JMU's Jordan Brown (44) and Cornell Urquhart (far left) celebrate during the Dukes' win over North Dakota State University in the FCS semifinals on Dec. 9 in Fargo, North Dakota. Courtesy file photo by JMU Athletics Communications

HARRISONBURG — James Madison University’s defense kept improving throughout last season and was a big key to the Dukes’ national championship run. Now the defense is looking to build off of that finish.

JMU returns nine starters on defense from a team that allowed 13 1/2 points per game in the last six contests.

JMU head coach Mike Houston said that he’s been happy with what he’s seen in preseason.

“The thing I’m really pushing on them is more consistency in performance snap after snap,” Houston said after Tuesday’s practice at Bridgeforth Stadium. “We’ve had some lapses, but early in camp you’re going to expect that. I have extremely high expectations for them given that most of them played a lot last year.”

JMU redshirt senior defensive lineman Andrew Ankrah said having so many players back from last year has helped them get off to a strong start in preseason camp.

“We have a lot of mature guys coming back who know how to play in big games, and who know how to be mentally tough,” Ankrah said. “So that’s good for us, and we can build off of that. And the spots that we have to replace we’ve got guys in there working very hard.”

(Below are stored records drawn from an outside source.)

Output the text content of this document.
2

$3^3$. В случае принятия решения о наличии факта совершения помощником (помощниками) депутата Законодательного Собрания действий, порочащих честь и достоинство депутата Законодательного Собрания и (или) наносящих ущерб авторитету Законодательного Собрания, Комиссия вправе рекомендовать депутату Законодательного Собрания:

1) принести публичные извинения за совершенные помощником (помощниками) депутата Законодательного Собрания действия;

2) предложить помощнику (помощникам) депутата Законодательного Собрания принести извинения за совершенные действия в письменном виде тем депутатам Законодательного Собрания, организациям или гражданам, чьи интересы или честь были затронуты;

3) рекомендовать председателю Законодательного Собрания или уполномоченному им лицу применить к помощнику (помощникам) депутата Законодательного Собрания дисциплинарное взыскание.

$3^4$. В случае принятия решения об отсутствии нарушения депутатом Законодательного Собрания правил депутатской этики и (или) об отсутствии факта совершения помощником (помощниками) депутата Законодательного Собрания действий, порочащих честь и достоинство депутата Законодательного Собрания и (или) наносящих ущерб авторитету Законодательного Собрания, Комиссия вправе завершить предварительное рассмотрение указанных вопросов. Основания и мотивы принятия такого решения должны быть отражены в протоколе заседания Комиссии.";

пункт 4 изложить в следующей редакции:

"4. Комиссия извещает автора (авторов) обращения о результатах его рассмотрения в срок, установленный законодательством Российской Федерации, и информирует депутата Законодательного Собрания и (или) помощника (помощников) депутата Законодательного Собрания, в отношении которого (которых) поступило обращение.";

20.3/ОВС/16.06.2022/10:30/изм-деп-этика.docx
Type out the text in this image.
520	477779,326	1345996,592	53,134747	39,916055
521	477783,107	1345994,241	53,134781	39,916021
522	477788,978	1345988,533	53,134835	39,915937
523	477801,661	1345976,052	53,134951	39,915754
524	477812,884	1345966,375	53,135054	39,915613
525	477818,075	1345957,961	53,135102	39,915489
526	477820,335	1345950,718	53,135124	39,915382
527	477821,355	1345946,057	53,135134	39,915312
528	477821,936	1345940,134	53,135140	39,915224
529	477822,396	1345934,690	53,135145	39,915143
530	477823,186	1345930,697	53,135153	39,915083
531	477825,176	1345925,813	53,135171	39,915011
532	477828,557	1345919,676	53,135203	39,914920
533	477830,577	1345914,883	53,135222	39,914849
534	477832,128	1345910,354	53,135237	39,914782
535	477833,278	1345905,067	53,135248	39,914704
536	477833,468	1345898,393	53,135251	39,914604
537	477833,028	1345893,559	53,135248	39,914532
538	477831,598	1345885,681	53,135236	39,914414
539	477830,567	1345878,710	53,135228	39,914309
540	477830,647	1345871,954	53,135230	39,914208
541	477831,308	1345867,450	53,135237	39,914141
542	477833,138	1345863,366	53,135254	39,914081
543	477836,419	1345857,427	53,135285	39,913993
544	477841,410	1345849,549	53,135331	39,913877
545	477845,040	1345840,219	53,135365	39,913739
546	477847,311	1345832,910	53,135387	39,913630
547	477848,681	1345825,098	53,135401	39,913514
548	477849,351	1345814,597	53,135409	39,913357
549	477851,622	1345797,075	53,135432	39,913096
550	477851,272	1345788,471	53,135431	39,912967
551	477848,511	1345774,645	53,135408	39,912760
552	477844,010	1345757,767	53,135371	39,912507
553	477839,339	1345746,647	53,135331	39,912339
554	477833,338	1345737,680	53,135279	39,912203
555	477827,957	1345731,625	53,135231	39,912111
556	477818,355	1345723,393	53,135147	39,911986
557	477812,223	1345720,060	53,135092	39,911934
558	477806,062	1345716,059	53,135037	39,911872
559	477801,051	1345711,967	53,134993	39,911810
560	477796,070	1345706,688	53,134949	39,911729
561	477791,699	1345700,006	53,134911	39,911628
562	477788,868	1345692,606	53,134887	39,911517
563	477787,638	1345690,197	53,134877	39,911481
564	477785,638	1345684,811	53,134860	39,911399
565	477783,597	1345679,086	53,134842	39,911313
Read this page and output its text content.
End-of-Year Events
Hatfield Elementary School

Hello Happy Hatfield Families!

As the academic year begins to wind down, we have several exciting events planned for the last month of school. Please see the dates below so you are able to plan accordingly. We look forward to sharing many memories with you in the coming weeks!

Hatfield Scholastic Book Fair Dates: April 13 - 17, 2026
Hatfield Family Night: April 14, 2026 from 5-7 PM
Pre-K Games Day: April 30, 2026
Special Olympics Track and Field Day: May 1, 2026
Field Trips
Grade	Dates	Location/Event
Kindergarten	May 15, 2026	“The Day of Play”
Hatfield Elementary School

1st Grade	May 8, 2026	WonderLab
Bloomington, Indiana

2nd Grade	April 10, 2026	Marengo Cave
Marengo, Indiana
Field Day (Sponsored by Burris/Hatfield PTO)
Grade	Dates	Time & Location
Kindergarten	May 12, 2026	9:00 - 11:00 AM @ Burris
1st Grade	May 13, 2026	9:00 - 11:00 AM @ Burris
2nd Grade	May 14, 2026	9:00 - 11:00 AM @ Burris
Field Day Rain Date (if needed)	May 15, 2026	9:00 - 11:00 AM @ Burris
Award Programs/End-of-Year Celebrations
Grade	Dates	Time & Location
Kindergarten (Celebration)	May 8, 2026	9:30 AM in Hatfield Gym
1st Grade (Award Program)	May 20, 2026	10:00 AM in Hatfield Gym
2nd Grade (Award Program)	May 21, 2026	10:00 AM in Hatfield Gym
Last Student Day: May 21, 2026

Ankrah was named to the STATS FCS Preseason All-American team as was safety Raven Greene, who led the team with six interceptions last year.

One thing that Ankrah said helps the defense is going up against one of the top offenses in the country every day at practice. JMU was second in FCS last year in points per game (46.7).

“We have a great offense,” Ankrah said. “We have a great offensive line. We have a great leader in there in the huddle in (quarterback) Bryan Schor. It’s an honor, it’s a blessing just to have guys like that on our team. That’s why we come out so fired up on defense to compete. It’s just an advantage that we have to be able to compete against those guys each and every day. We’re blessed to have a great offense.”

Schor said it works both ways, and the defense also helps push the offense to work harder and become better.

Ankrah said that his only personal goal for the team this year is for the defense to come together quicker than it did last year.

“That starts with communication up front,” Ankrah said. “That starts with knowing what to do with your assignments and your calls and everything like that. And building that chemistry fast enough so that when we get to the first game we’re ready to go full go. We don’t want to have to wait until week two or week three to come together.”